Po porannym wyciągnięciu z łóżka oponek i różnego rodzaju muld, jakie nosimy 24h na dobę, oddaniu zbędnych już płynów i balastów, idziemy się ważyć.
Waga, wiadomo, że CAŁE ŻYCIE OSZUKUJE bo taki ma mende charakter.
Zatem musimy trochę być sprytniejsi od niej.
Stawiamy wagę w JEDNYM, STAŁYM I WYPOZIOMOWANYM miejscu.
Nie tam, że wyciągam spód łóżka, albo przesunę nogą i po zważeniu odwłoku, zaś ją przestawimy.
Choć najczęściej niewspółpracującą " torbę " mamy ochotę wywalić na zbity pysk!
Co dwa 2 tyg. można się ważyć. NIE CZĘŚCIEJ!
Skoro naukowcy uznali, że składam się z samej wody, a ona potrafi się zatrzymać w organiźmie niezależnie ode mnie, tak nijak sensu nie widzę.
Tylko rano będzie wymierny efekt.
No i albo w goliźnie lub lekkiej bieliźnie te działania robimy.
Potem gdy zajmiemy się dniem powszednim, jakimiś pracami, trochę spuchniemy i już nas waga wwhfhhdvhbnhdcwi .

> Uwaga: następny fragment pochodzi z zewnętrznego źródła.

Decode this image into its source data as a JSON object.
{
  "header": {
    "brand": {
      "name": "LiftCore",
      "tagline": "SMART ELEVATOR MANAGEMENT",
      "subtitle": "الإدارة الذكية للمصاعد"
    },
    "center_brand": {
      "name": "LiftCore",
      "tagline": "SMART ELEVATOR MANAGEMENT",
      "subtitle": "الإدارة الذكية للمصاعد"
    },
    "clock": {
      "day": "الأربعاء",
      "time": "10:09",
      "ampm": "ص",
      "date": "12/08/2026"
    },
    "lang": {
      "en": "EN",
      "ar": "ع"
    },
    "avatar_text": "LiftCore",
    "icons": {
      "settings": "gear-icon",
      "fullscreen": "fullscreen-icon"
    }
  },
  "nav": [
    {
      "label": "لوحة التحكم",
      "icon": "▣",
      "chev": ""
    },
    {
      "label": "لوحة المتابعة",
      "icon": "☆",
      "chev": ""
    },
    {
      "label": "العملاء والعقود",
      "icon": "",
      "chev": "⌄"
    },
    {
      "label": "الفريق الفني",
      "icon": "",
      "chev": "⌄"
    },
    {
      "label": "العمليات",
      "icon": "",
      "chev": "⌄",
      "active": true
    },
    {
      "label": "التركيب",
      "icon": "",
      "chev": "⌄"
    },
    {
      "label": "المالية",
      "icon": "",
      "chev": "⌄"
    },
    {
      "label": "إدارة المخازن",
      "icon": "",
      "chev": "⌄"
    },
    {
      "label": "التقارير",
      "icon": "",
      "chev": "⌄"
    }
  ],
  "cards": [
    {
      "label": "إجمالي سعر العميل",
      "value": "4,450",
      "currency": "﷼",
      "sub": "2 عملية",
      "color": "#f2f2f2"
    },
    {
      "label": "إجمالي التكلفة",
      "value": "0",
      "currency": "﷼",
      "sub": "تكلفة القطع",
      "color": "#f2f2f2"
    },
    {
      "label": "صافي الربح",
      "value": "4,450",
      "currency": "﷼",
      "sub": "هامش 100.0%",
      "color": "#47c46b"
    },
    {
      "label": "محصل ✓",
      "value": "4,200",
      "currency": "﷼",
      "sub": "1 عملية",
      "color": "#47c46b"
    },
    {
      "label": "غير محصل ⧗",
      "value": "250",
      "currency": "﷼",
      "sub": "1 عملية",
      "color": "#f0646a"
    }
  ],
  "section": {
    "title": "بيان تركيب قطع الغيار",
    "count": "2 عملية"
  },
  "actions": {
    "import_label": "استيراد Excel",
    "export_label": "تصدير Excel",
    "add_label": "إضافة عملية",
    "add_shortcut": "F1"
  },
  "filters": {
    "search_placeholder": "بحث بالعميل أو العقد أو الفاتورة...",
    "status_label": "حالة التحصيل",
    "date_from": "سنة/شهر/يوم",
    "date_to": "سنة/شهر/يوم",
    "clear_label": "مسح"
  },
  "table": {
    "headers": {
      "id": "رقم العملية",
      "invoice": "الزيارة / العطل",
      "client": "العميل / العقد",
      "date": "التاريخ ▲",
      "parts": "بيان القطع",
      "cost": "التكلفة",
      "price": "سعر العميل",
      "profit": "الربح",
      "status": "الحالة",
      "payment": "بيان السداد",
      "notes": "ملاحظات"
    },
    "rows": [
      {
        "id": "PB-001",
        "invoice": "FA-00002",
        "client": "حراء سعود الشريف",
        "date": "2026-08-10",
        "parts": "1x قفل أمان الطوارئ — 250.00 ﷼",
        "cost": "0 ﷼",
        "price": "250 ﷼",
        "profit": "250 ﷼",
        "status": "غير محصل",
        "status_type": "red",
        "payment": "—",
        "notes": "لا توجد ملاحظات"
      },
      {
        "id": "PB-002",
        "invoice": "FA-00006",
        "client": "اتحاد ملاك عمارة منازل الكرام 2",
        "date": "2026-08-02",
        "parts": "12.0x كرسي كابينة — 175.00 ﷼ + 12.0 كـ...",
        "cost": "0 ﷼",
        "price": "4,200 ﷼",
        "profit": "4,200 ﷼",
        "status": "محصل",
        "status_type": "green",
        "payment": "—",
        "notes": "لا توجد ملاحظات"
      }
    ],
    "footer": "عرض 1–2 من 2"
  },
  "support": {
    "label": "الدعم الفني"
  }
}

Ale jest jeden sposób, który nam poprawi samopoczucie nawet wtedy, gdy torba stoi.
Mierzymy obwody.
I nagle się okazuje, że mniej we w pasie, we w pupie..W biuście..
Ten pomiar jako kobiecy atut , winien mieć wysokie wartości.
Ale i na to jest sposób trochę oszukańczy..
Zakładając desusy zaprojektowane jak dla klaczy pełnej krwi arabskiej, taki popręg, czyli biustonosz z fiszbinami.
Niestety, sprawa się rypnie na najbliższej randce, gdy zawartość fiszbin wyleci nam i minie pępek..
Nie mam pojęcia jak się to wyjaśnia z punktu fizjologii, ta różnica w obwodach A wagą.
Na chemii czytałam Annę Kareninę.
A teraz śniadanko, czyli na jakąś godzinkę PRZED, pijemy płyny.
Nie, Nie do naczyń mycia..
Sadzone jajo z kromką pełnoziarnistego pieczywa.
Kawę, lub herbatę pijemy jakieś 20 min. późnej.